Paraglacial Landscape Evolution in the Upper Mississippi River Valley
Plow versus Ice Age: Human and climatic impacts on erosion rates in the Upper Mississippi River Valley
Euro-American settlement irrevocably altered the landscapes of the Upper Midwest and dramatically increased erosion and sedimentation within river valleys. In this project I use a paired geochronology (cosmogenic 10Be and optically stimulated luminescence) approach to construct a pre-settlement, late Pleistocene paleoerosion chronology to better contextualize the impacts of Euro-American agriculture on this landscape. I additionally relate paleoerosion rate variability to paleoenvironmental shifts prior to settlement.
See: Penprase et al. (2025)
Glacially-Derived Slackwater Sediments and Deglacial Meltwater Routing (Undergraduate Advisees)
In this project, I am working with UMN Undergraduate Abigail Wilwerding, to understand the source of glacially-derived slackwater sediments collected near the mouth of our field area in southeastern Minnesota. We are using a combination of core description, optically stimulated luminescence (OSL) and X-ray fluorescence (XRF) to identify these sediments and relate their deposition to past glacial meltwater routing down the Mississippi River. This project aids our understanding glacial sedimentation and sediment sourcing of the Mississippi River during the most recent glacial period.

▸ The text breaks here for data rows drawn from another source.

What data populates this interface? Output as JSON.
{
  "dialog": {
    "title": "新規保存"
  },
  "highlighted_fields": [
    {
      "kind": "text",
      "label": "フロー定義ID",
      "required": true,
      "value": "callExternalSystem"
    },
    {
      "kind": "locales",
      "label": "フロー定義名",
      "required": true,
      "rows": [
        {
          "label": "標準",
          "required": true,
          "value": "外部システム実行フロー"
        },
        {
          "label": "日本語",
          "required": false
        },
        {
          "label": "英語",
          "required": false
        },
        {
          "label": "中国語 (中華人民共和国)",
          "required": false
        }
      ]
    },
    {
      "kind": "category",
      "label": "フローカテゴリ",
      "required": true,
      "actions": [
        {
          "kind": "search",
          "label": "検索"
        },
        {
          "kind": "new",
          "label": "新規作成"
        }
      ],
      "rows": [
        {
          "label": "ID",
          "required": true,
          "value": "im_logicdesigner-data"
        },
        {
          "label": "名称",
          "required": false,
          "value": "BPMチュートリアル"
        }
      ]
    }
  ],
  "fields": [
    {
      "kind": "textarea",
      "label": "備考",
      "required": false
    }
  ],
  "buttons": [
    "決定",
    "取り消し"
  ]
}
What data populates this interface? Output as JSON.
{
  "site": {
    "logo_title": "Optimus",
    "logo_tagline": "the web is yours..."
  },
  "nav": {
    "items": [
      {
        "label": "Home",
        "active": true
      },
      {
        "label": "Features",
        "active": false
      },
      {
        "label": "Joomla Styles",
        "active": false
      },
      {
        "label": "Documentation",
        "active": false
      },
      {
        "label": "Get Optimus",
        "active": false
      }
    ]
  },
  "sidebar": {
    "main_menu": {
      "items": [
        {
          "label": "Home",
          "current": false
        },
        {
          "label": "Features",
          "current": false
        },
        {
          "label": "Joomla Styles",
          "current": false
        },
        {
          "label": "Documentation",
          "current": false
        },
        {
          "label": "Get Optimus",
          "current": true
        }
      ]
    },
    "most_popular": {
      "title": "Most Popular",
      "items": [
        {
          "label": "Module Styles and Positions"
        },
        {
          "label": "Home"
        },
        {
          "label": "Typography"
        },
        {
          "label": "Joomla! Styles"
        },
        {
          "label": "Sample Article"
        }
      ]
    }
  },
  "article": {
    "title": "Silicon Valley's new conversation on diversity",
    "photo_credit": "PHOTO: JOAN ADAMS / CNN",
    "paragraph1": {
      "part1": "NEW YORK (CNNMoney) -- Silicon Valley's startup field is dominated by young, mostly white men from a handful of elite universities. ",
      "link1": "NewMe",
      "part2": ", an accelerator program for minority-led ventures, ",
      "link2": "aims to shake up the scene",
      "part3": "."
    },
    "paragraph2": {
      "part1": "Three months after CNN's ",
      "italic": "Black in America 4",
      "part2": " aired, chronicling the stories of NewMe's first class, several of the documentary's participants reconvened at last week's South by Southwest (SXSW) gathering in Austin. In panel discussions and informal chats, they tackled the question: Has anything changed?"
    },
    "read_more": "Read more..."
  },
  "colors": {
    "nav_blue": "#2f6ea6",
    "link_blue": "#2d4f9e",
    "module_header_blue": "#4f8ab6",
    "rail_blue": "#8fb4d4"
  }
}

Glacially Modulated Base Level Change Impacts on River Channel Long Profile
As the Laurentide Ice Sheet retreated after the Last Glacial Maximum, pulses of glacial sediment and meltwater dramatically altered base level for tributaries connected to the then proglacial Mississippi River. By pairing glacial chronology with river channel long profile evolution and bedrock morphology during this period, we are able to build a field-based dataset that demonstrates how rivers respond to changing base level without additional tectonic signals. This, in turn, allows us to test models of how transport-limited river systems respond to perturbations using real world, physically-based data.